Прежде всего, хотя полинезийцев не волновало наказание, возможно ждущее их в загробной жизни, существовал душеспасительный страх перед наказанием, способным исходить из иного мира посредством призраков, недовольных поведением живых. Согласно одной гавайской легенде, дух мертвеца преследует его убийцу до тех пор, пока тот не заглаживает вину, выстроив три дома: один — для родных своей жертвы, второй — для их слуг, третий — для костей убитого[158].

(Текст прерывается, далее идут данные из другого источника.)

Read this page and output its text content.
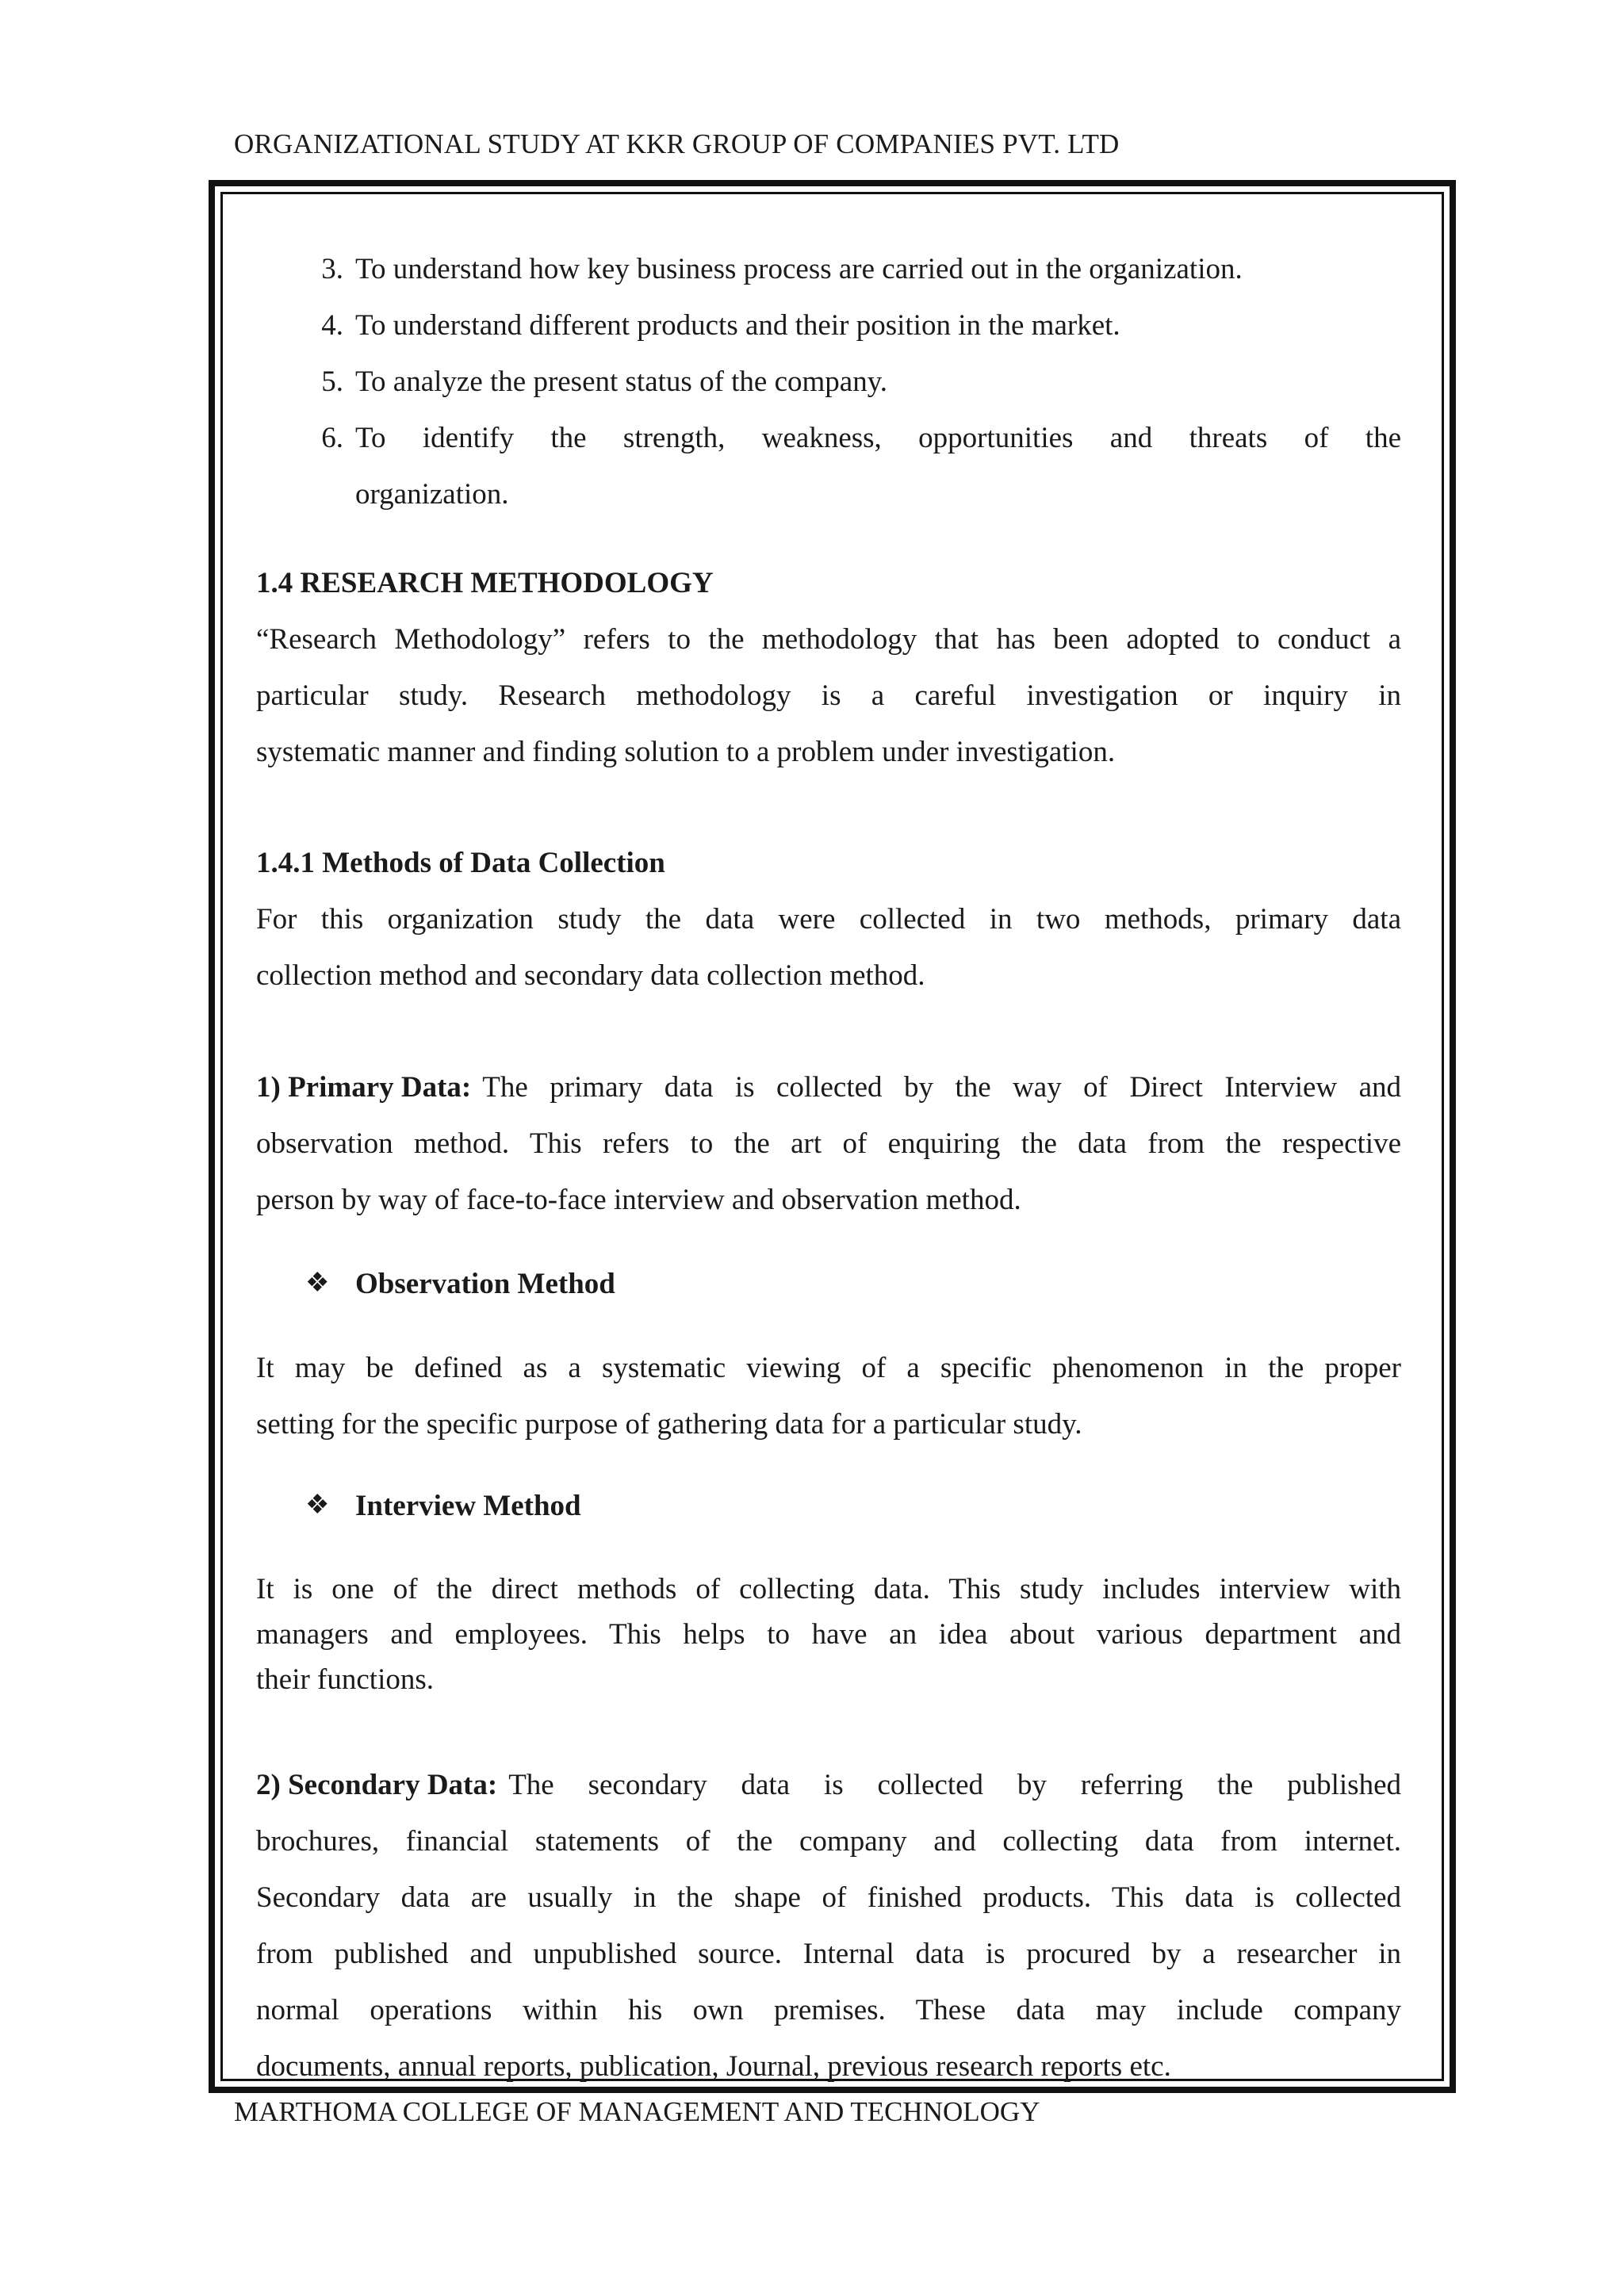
ORGANIZATIONAL STUDY AT KKR GROUP OF COMPANIES PVT. LTD
3. To understand how key business process are carried out in the organization.
4. To understand different products and their position in the market.
5. To analyze the present status of the company.
6. To identify the strength, weakness, opportunities and threats of the
organization.
1.4 RESEARCH METHODOLOGY
“Research Methodology” refers to the methodology that has been adopted to conduct a
particular study. Research methodology is a careful investigation or inquiry in
systematic manner and finding solution to a problem under investigation.
1.4.1 Methods of Data Collection
For this organization study the data were collected in two methods, primary data
collection method and secondary data collection method.
1) Primary Data: The primary data is collected by the way of Direct Interview and
observation method. This refers to the art of enquiring the data from the respective
person by way of face-to-face interview and observation method.
❖ Observation Method
It may be defined as a systematic viewing of a specific phenomenon in the proper
setting for the specific purpose of gathering data for a particular study.
❖ Interview Method
It is one of the direct methods of collecting data. This study includes interview with
managers and employees. This helps to have an idea about various department and
their functions.
2) Secondary Data: The secondary data is collected by referring the published
brochures, financial statements of the company and collecting data from internet.
Secondary data are usually in the shape of finished products. This data is collected
from published and unpublished source. Internal data is procured by a researcher in
normal operations within his own premises. These data may include company
documents, annual reports, publication, Journal, previous research reports etc.
MARTHOMA COLLEGE OF MANAGEMENT AND TECHNOLOGY
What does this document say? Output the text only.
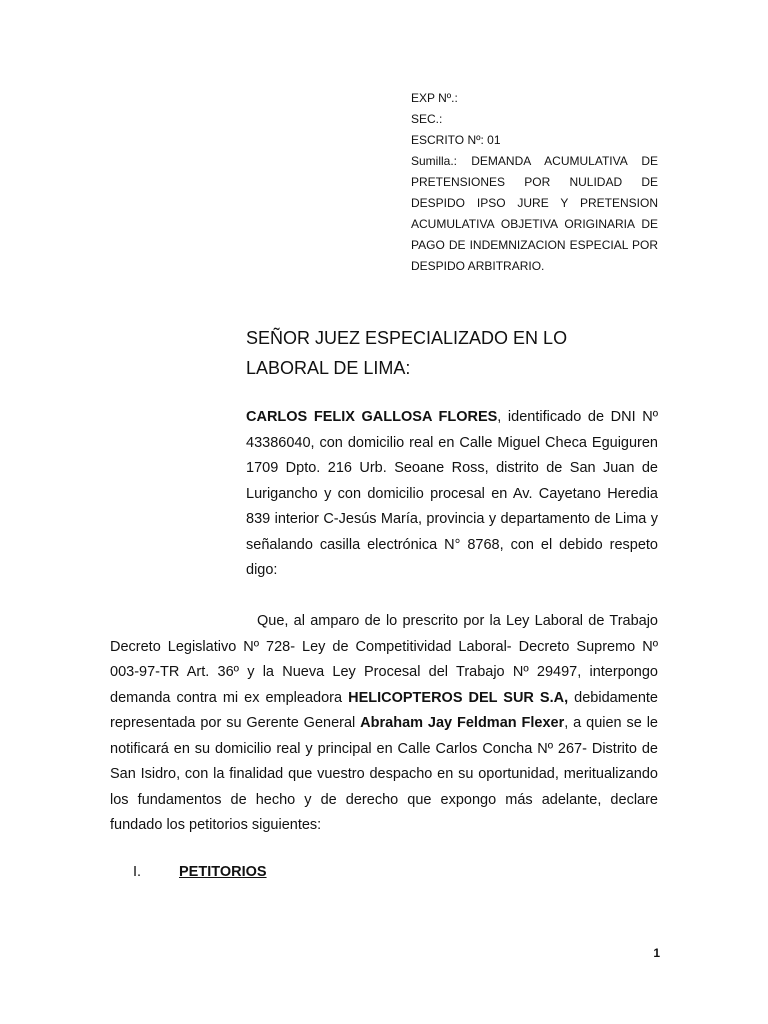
EXP Nº.:
SEC.:
ESCRITO Nº: 01
Sumilla.: DEMANDA ACUMULATIVA DE PRETENSIONES POR NULIDAD DE DESPIDO IPSO JURE Y PRETENSION ACUMULATIVA OBJETIVA ORIGINARIA DE PAGO DE INDEMNIZACION ESPECIAL POR DESPIDO ARBITRARIO.
SEÑOR JUEZ ESPECIALIZADO EN LO
LABORAL DE LIMA:

CARLOS FELIX GALLOSA FLORES, identificado de DNI Nº 43386040, con domicilio real en Calle Miguel Checa Eguiguren 1709 Dpto. 216 Urb. Seoane Ross, distrito de San Juan de Lurigancho y con domicilio procesal en Av. Cayetano Heredia 839 interior C-Jesús María, provincia y departamento de Lima y señalando casilla electrónica N° 8768, con el debido respeto digo:

Que, al amparo de lo prescrito por la Ley Laboral de Trabajo Decreto Legislativo Nº 728- Ley de Competitividad Laboral- Decreto Supremo Nº 003-97-TR Art. 36º y la Nueva Ley Procesal del Trabajo Nº 29497, interpongo demanda contra mi ex empleadora HELICOPTEROS DEL SUR S.A, debidamente representada por su Gerente General Abraham Jay Feldman Flexer, a quien se le notificará en su domicilio real y principal en Calle Carlos Concha Nº 267- Distrito de San Isidro, con la finalidad que vuestro despacho en su oportunidad, meritualizando los fundamentos de hecho y de derecho que expongo más adelante, declare fundado los petitorios siguientes:

I.	PETITORIOS
1
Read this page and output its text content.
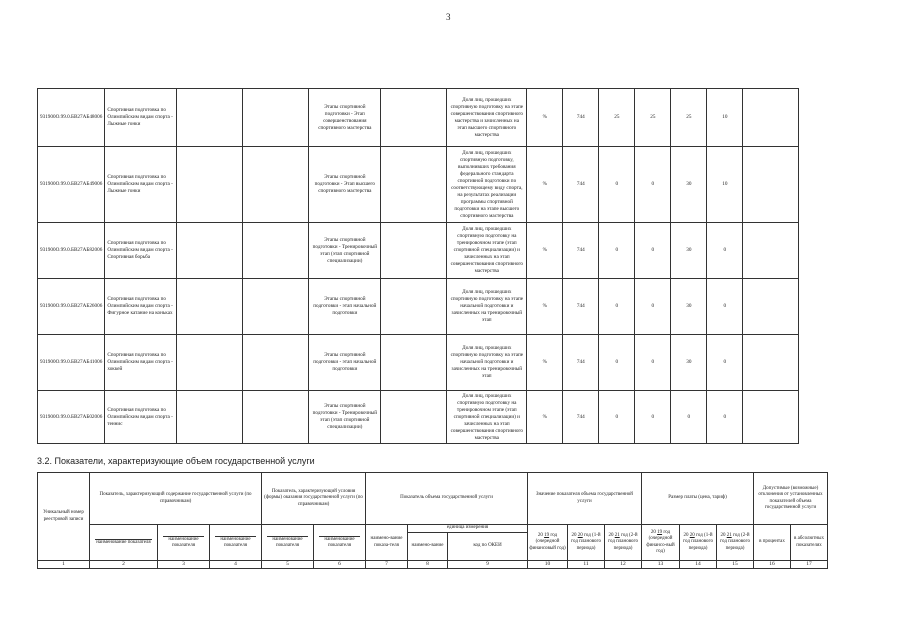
3
931900О.99.0.БВ27АБ48006	Спортивная подготовка по Олимпийским видам спорта - Лыжные гонки			Этапы спортивной подготовки - Этап совершенствования спортивного мастерства		Доля лиц, прошедших спортивную подготовку на этапе совершенствования спортивного мастерства и зачисленных на этап высшего спортивного мастерства	%	744	25	25	25	10	
931900О.99.0.БВ27АБ49006	Спортивная подготовка по Олимпийским видам спорта - Лыжные гонки			Этапы спортивной подготовки - Этап высшего спортивного мастерства		Доля лиц, прошедших спортивную подготовку, выполнивших требования федерального стандарта спортивной подготовки по соответствующему виду спорта, на результатах реализации программы спортивной подготовки на этапе высшего спортивного мастерства	%	744	0	0	30	10	
931900О.99.0.БВ27АБ82006	Спортивная подготовка по Олимпийским видам спорта - Спортивная борьба			Этапы спортивной подготовки - Тренировочный этап (этап спортивной специализации)		Доля лиц, прошедших спортивную подготовку на тренировочном этапе (этап спортивной специализации) и зачисленных на этап совершенствования спортивного мастерства	%	744	0	0	30	0	
931900О.99.0.БВ27АБ26006	Спортивная подготовка по Олимпийским видам спорта - Фигурное катание на коньках			Этапы спортивной подготовки - этап начальной подготовки		Доля лиц, прошедших спортивную подготовку на этапе начальной подготовки и зачисленных на тренировочный этап	%	744	0	0	30	0	
931900О.99.0.БВ27АБ41006	Спортивная подготовка по Олимпийским видам спорта - хоккей			Этапы спортивной подготовки - этап начальной подготовки		Доля лиц, прошедших спортивную подготовку на этапе начальной подготовки и зачисленных на тренировочный этап	%	744	0	0	30	0	
931900О.99.0.БВ27АБ02006	Спортивная подготовка по Олимпийским видам спорта - теннис			Этапы спортивной подготовки - Тренировочный этап (этап спортивной специализации)		Доля лиц, прошедших спортивную подготовку на тренировочном этапе (этап спортивной специализации) и зачисленных на этап совершенствования спортивного мастерства	%	744	0	0	0	0	
3.2. Показатели, характеризующие объем государственной услуги
Уникальный номер реестровой записи	Показатель, характеризующий содержание государственной услуги (по справочникам)			Показатель, характеризующий условия (формы) оказания государственной услуги (по справочникам)		Показатель объема государственной услуги			Значение показателя объема государственной услуги			Размер платы (цена, тариф)			Допустимые (возможные) отклонения от установленных показателей объема государственной услуги	

наименование показателя	наименование показателя	наименование показателя	наименование показателя	наименование показателя	наимено-вание показа-теля	единица измерения		20 19 год (очередной финансовый год)	20 20 год (1-й год планового периода)	20 21 год (2-й год планового периода)	20 19 год (очередной финансо-вый год)	20 20 год (1-й год планового периода)	20 21 год (2-й год планового периода)	в процентах	в абсолютных показателях
							наимено-вание	код по ОКЕИ								
1	2	3	4	5	6	7	8	9	10	11	12	13	14	15	16	17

Вера в то, что обиженный тобой человек способен восстать из могилы и неотступно преследовать тебя, может многих превратить в образец добропорядочности. Этот стимул — боязнь призраков — обнаружен в некоторых религиях охотников-собирателей и растениеводов, но в полинезийских вождествах он приобрел дополнительную силу божественного надзора: те же боги, которые никого не карали в следующей жизни, раздавали наказания в текущей. Так, боги Тонга наказывали за воровство нападением акулы. («Вследствие этого, — отмечал антрополог Г. Иэн Хогбин, — воры остерегались купаться в сезон, когда свирепствовали акулы».[159]) Эти же боги Тонга раздавали не только кары, но и награды: мана доставалась не только за точность соблюдения обрядов, но и за нравственные качества — воздержание от воровства и других антиобщественных поступков[160]. Рост мана был не просто абстрактным понятием: он означал увеличение количества свиней и ямса здесь и сейчас.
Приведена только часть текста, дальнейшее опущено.